Background and evolution of big box retail
Big box retail, characterized by large, free-standing megastores located predominantly in suburban areas, has been a significant player in the retail landscape since its inception in the early 1960s. These stores were designed to serve the expansive suburban families who valued convenience and affordability, which catalyzed their expansion. However, the rise of e-commerce has significantly altered consumer expectations and shopping behaviors, prompting big box retailers to adapt by integrating online shopping with physical store experiences. Recently, there has been a notable shift towards curbside pickup and delivery services, reflecting an operational adaptation to the growing demand for convenience and immediate gratification. This evolution is starting to render traditional big box models somewhat obsolete, as the physical need for large retail spaces diminishes, challenging appraisers to reassess the highest and best use of these properties in light of changing retail dynamics.
Fundamental misunderstandings in valuation
A fundamental misunderstanding in the valuation of big-box properties lies in distinguishing between ‘value in use’ and ‘market value’. Value in use refers to the value of a property specific to a particular user, often resulting in a higher assessment due to the property’s custom features designed for the original tenant’s operations.
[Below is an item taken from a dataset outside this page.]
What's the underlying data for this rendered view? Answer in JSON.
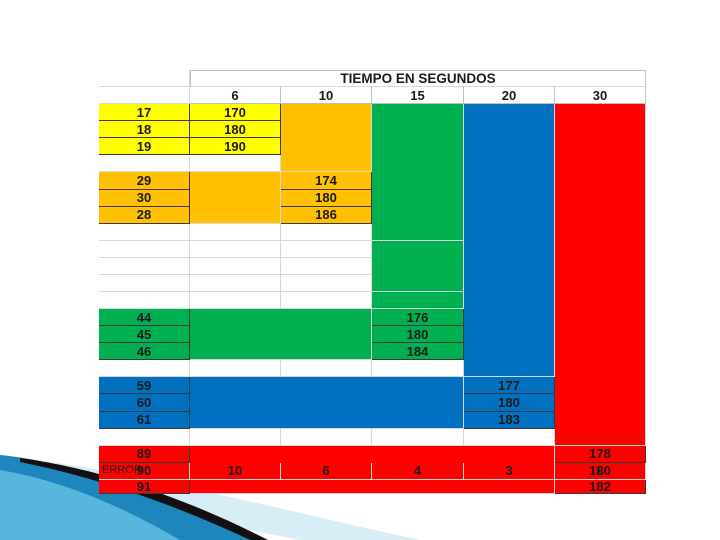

Conversely, market value represents the price at which the property would transact in a competitive market setting, irrespective of the specific needs of any particular buyer. The dark store theory challenges this by advocating for the assessment of operational stores as if they were vacant, potentially undervaluing properties and affecting municipal tax revenues.
The dark store theory explained
The dark store theory argues that operational big-box stores should be valued as if they were empty, basing property tax assessments on the characteristics of vacant and possibly obsolete properties. This approach has led to significantly lower tax assessments for operational stores, impacting municipal budgets and redistributing tax burdens. The theory’s application often involves the sales comparison approach, where the chosen comparable properties are vacant, potentially skewing the market value assessments of fully operational stores.